Still, Cardinal Ramsey said Cardinal Farrell had a duty to investigate the rumors or speak to the Vatican’s ambassador in Washington.

“He made a clever ecclesiastical judgment, shall I say? His judgment was implicitly: Let’s not rock the boat,” he said, adding that’s “the kind of guy [he] is.”

It’s the magisterium’s desire for stasis that leads to years of sorrow for victims, say advocates. One Boston lawyer, Mitchell Garabedian, who represents hundreds of abuse survivors, told the BBC that, despite Francis’ efforts over the past several years, “there really hasn’t been any substantive change within the Catholic Church.”

He added, “Pope Francis said the right things, he meant the right thing, but the bureaucracy just shut him down.”

And “trying” isn’t good enough for SNAP, the group says. As Ms. Pearson bluntly put it: “Too many popes have promised change. This time, we want receipts.”

SNAP has filed formal “Vos estis lux mundi” complaints — the Vatican’s internal accountability process — against seven U.S. cardinals, alleging they mishandled abuse cases or protected abusers.

Shaun Dougherty, SNAP’s president, told London’s Guardian that those bishops now gathering at the Vatican, “including the 137 cardinals who will choose the next pope — collectively possess knowledge of thousands of abusive priests still serving in parishes and schools.”

Among those with knowledge, they say, is Cardinal Timothy Dolan of New York. SNAP insists that Dolan “left known offenders in ministry, approved secret payouts to abusive priests, withheld evidence of child rape from police, and fraudulently transferred $57 million to a cemetery fund to avoid paying settlements to abuse victims.”

Last week, the group led a protest outside Manhattan’s St. Patrick’s Cathedral, where survivors and advocates rallied with signs and statements demanding that cardinals linked to cover-ups be barred from voting in the conclave.

The Washington Times has reached out to the press offices of Cardinal Farrell and Cardinal Dolan for comment.

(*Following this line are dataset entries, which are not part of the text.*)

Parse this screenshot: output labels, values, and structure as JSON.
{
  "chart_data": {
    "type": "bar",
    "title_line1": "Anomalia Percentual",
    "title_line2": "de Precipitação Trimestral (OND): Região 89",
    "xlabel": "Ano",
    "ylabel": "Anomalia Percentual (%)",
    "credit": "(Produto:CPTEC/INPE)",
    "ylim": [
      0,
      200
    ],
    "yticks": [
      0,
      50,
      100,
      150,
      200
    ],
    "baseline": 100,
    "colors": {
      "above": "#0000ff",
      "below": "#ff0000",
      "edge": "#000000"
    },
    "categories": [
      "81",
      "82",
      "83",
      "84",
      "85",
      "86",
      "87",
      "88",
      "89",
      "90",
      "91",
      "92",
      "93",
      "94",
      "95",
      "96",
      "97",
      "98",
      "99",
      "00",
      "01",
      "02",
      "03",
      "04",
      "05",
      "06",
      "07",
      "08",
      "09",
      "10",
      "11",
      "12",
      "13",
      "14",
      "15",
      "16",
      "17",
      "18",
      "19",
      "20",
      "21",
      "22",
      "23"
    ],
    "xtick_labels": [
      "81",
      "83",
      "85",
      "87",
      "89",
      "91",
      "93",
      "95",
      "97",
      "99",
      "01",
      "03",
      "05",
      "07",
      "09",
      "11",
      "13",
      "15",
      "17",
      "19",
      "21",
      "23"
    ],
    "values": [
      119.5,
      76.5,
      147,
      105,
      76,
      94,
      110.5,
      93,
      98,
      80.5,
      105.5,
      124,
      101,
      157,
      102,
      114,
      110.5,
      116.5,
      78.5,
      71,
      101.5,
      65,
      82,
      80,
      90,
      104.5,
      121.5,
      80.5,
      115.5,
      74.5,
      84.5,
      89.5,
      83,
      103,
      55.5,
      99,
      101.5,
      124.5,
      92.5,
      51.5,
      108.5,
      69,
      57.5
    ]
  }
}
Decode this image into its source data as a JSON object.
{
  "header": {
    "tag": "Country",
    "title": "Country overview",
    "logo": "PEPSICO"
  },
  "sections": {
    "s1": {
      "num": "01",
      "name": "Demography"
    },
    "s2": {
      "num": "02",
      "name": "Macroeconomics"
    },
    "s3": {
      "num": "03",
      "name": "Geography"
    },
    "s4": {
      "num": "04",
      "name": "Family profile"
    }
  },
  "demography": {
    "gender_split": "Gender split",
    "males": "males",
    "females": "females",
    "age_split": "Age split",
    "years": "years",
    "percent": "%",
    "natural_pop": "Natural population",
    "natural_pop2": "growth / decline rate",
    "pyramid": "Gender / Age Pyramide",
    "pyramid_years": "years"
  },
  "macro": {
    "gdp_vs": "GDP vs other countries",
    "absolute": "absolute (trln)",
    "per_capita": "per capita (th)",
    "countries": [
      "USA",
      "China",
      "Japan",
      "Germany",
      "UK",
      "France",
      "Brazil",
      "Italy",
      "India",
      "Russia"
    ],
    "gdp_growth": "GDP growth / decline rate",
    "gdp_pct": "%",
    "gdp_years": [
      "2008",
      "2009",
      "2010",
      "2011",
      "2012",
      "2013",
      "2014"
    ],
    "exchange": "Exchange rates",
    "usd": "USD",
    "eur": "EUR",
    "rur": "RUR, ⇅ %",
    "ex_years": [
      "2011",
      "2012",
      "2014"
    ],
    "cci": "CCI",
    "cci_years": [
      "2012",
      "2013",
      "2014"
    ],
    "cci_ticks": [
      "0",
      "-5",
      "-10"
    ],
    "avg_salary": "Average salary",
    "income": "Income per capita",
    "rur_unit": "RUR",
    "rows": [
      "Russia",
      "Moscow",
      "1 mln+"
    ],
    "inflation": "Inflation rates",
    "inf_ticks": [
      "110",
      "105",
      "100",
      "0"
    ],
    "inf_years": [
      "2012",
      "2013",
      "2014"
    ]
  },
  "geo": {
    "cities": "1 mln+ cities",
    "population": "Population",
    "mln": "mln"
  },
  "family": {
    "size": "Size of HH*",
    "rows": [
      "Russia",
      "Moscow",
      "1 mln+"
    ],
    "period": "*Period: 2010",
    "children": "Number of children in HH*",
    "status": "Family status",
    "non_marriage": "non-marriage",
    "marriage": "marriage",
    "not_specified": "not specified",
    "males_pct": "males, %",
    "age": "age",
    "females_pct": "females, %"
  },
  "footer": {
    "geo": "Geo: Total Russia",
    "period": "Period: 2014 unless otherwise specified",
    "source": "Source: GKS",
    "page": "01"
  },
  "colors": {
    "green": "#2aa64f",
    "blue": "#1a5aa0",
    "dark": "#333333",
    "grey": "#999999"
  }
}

The church may choose to avoid seriously addressing these claims in the furor of Francis’ funeral and the swiftly approaching conclave, but even Cardinal Farrell’s supporters know concerns over his connection to McCarrick aren’t going away.

“I understand why people are asking,” Mr. Wilson, the Dallas professor, said of Farrell’s censure.

As camerlengo, Cardinal Farrell is set to play a ceremonial and administrative role in the conclave. He will oversee Francis’ funeral Saturday and the customary destruction of the papal ring before shepherding the cardinals into the Vatican’s Sistine Chapel for the vote.

“There’s a profound spiritual wound here,” Ms. Pearson said. “The church has a chance to begin healing it — or to deepen it, irreparably.”